Western science typically spins its story in a proscribed way. Another type of science, one based mostly on observation and intuition, is the subject of my next book; I discuss it some in the research of Ton Baars, at the end of this chapter. For now, we’ll look at our problematic Western science.
Typically, there’s a statement of a hypothesis or idea or question, a review of what’s been done, selection of data methods, and discussion of data (Results). Oh yes, and there’s recommendations for future research. And a requisite self-bashing on the limits of the work (why you can’t generalize form the research – like saturated fat causes a rise in cholesterol, of course maybe Twinkies would, too. Or maybe sleep deprivation, arguing with your spouse, or basking in the light of a full moon (we don’t know, unless someone has researched these questions). So, if the low-cholesterol (a sign of disease to begin with) mice, show drops in blood (serum) cholesterol when eating only lean meat, it’s interesting, but none of this really amounts to much in terms of a dietary recommendation (although many have tried).
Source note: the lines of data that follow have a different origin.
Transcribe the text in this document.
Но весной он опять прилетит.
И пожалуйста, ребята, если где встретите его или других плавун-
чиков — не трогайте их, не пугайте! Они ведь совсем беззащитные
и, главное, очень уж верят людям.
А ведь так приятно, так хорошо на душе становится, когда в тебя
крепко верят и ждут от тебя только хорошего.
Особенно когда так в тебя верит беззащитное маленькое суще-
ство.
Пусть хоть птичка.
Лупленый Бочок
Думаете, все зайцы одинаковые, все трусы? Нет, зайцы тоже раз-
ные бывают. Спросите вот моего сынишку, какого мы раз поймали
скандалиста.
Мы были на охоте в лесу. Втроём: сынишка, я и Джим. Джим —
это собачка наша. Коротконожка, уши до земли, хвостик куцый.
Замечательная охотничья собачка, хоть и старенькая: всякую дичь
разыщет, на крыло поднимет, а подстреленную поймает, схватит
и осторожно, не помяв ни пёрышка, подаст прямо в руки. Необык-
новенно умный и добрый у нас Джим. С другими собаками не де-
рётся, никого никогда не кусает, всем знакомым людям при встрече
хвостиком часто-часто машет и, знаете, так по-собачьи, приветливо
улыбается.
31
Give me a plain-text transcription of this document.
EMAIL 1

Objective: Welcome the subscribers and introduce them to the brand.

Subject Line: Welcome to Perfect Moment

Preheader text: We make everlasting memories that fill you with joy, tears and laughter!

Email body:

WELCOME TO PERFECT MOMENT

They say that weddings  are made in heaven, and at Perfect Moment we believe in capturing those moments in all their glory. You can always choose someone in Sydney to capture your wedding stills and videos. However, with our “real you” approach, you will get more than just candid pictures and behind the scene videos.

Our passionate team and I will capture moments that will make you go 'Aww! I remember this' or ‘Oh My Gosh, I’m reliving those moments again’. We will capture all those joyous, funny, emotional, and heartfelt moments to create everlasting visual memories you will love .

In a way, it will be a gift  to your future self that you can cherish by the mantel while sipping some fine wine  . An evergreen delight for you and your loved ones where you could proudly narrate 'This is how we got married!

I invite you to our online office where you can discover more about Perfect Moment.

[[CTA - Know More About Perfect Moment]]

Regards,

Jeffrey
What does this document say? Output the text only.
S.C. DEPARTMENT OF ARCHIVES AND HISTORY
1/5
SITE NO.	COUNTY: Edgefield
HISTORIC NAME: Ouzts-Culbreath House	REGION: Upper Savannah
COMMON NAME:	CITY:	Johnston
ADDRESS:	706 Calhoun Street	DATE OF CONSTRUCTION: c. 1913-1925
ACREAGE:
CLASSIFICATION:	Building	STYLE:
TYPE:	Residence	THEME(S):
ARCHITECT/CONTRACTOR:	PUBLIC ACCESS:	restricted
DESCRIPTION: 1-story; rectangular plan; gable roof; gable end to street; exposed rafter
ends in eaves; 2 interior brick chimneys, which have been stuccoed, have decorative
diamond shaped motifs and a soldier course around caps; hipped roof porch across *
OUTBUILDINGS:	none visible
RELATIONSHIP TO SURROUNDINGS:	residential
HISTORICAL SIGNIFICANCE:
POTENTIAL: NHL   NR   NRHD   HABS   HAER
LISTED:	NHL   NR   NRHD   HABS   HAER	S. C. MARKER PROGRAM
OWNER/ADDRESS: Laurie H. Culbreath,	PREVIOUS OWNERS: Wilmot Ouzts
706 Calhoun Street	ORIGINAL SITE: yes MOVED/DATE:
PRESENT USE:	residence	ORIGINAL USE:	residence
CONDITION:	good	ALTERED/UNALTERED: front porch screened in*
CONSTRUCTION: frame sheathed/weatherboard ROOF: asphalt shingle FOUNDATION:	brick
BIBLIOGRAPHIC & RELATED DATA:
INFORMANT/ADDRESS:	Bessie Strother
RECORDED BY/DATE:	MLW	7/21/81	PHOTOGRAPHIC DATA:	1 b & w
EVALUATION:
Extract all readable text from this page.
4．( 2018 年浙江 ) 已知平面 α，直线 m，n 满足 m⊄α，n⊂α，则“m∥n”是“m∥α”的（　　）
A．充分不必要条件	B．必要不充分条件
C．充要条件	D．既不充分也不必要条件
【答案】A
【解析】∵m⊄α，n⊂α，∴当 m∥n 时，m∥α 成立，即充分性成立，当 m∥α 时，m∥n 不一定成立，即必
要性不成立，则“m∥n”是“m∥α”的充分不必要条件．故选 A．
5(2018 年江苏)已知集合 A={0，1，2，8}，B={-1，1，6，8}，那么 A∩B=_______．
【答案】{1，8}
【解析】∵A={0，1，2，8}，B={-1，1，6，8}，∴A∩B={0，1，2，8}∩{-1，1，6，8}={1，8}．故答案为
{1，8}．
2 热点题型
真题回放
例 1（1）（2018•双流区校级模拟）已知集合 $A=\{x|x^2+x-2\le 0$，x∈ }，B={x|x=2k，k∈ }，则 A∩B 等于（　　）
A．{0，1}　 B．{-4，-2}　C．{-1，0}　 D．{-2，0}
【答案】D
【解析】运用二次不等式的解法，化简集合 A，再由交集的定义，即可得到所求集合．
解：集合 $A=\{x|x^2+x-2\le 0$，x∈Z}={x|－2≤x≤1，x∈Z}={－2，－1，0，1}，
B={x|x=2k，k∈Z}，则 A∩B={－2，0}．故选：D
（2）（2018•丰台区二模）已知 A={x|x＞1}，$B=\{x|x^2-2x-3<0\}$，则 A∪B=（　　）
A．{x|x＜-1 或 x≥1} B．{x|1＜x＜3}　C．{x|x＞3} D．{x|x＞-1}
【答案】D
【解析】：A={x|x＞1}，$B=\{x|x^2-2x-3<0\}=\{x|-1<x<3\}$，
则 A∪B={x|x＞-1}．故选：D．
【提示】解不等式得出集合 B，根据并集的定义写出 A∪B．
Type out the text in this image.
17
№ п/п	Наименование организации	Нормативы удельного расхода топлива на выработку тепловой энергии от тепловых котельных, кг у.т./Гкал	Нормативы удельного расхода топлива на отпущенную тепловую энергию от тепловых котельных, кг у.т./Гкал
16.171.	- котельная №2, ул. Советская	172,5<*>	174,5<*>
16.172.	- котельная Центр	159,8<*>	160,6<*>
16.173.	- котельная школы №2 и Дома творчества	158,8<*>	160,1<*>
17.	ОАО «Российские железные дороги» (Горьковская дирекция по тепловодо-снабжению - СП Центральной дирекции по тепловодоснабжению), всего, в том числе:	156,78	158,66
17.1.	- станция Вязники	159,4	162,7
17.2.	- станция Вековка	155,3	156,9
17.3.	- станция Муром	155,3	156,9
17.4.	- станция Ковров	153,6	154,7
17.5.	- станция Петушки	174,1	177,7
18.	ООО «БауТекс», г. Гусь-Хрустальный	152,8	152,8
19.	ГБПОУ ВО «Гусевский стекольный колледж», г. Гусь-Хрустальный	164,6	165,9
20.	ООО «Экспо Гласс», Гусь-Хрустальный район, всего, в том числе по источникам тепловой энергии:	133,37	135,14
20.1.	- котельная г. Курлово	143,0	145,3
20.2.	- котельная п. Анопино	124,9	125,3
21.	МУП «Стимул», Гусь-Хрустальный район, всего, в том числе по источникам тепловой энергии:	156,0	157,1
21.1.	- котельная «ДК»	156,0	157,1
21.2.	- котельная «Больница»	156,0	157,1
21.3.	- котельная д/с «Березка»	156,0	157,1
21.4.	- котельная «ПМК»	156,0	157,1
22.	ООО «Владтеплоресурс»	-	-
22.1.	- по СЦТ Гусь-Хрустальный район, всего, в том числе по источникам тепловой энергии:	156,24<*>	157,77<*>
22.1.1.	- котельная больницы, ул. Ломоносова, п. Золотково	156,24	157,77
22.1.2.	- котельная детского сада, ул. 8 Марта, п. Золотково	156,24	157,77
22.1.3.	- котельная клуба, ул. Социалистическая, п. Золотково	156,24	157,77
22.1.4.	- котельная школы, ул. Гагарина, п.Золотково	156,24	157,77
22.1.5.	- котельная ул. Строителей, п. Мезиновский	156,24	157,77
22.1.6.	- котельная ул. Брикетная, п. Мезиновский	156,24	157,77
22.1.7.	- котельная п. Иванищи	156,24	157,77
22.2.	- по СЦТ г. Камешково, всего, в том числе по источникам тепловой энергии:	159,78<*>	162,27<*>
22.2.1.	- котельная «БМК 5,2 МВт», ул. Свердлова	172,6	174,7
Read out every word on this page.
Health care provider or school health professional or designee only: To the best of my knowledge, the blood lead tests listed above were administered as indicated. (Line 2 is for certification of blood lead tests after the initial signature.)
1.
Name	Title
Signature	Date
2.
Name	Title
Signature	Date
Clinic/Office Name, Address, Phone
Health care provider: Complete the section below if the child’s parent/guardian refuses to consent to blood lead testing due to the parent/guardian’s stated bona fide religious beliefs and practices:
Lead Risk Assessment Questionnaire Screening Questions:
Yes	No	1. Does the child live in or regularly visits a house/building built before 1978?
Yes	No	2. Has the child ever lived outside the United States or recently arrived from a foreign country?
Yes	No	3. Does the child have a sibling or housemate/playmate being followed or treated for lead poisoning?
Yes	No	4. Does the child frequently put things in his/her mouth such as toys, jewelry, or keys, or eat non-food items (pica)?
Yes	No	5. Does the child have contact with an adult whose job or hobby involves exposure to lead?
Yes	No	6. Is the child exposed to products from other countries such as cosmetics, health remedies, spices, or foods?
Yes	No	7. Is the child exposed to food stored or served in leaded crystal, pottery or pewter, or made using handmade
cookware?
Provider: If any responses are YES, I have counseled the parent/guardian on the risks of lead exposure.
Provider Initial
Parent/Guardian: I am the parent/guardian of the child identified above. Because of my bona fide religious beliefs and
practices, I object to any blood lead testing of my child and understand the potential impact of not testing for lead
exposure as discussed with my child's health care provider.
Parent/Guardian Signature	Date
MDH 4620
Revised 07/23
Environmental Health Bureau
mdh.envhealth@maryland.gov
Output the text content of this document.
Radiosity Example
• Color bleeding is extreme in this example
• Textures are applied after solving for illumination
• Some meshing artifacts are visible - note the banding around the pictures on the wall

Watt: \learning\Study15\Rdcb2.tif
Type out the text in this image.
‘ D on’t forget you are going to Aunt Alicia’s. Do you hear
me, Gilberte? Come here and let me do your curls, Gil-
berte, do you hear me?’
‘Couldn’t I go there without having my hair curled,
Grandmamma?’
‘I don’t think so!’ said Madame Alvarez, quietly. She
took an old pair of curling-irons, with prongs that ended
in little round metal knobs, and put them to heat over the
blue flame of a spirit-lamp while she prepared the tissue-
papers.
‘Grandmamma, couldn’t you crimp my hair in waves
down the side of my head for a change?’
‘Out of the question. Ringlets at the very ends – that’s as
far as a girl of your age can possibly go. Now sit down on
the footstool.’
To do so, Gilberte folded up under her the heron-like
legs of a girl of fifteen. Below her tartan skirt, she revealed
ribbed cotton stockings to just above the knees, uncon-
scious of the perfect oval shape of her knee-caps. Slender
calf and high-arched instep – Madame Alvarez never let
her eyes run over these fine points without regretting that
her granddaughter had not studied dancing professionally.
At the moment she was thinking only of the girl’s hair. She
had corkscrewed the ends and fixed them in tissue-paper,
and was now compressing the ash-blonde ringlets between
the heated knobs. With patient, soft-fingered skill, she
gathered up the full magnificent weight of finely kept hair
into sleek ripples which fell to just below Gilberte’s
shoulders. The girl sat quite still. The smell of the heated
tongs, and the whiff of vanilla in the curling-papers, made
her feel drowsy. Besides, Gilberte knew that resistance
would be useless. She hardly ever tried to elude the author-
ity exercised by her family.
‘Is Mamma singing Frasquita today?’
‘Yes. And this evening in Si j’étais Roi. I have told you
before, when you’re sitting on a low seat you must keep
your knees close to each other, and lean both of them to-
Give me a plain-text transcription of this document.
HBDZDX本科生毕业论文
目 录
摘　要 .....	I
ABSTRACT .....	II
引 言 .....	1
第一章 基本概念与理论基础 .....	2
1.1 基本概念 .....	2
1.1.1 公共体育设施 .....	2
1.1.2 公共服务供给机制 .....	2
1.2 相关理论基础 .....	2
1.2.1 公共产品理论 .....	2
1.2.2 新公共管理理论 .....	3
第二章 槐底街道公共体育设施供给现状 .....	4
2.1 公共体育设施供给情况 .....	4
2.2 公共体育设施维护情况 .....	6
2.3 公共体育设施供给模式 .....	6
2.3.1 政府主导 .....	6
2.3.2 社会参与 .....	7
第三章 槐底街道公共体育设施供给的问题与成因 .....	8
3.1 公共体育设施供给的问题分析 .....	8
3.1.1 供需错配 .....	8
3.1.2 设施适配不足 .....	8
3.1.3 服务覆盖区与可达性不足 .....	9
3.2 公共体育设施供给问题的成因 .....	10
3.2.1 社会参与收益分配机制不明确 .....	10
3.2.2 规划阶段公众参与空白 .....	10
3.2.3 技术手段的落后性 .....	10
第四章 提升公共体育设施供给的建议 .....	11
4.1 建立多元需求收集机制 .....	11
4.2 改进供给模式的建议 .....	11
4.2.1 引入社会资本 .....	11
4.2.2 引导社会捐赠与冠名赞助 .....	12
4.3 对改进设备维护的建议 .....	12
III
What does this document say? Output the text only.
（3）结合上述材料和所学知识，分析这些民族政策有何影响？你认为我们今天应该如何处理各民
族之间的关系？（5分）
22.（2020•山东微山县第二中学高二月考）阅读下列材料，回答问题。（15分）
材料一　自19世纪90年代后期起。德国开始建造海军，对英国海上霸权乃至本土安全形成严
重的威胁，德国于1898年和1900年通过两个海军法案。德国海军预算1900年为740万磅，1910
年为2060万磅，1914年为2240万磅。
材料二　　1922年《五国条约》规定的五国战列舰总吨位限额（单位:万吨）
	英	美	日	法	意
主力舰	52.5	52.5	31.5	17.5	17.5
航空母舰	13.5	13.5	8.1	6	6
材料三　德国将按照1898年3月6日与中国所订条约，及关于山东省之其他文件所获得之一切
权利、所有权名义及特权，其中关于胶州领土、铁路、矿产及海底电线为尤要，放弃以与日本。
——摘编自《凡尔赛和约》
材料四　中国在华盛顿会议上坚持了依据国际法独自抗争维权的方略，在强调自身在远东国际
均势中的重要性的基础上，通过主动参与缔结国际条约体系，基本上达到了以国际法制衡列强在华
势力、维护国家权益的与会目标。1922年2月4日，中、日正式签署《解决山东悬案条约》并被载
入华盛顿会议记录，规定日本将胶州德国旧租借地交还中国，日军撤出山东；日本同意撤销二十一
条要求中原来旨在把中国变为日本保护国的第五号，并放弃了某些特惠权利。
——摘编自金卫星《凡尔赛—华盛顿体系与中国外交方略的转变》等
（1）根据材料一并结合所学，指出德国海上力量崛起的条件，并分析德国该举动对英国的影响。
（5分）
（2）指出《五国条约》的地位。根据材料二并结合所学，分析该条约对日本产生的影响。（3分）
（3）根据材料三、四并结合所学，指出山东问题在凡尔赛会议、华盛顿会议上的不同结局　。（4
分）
One reason for this is that many elements of bias can be introduced at any point along the way – scientists are supposed to account for these in their work. More importantly, selection of the research question itself is hardly unbiased. One easily-recognizable and flagrant type of bias is what’s known as “cherry-picking.” Cherry-picking is the purposeful selection of certain data to prove one’s hypothesis, and ignore the data that do not.
Here’s a hypothetical example: Study on the effects of fast food on weight. I put together my research design and gather data (with the help of high school students), using a simple research method (systematic random sampling). In this study, every sixth person is asked about his or her weight at a Mac Donald’s for a study linking weight and number of visits to MacDonald’s each week. A positive correlation is expected (more visits, more weight), but what if that’s not what you get? You start throwing out some data that don’t make sense or don’t fit – that’s cherry picking.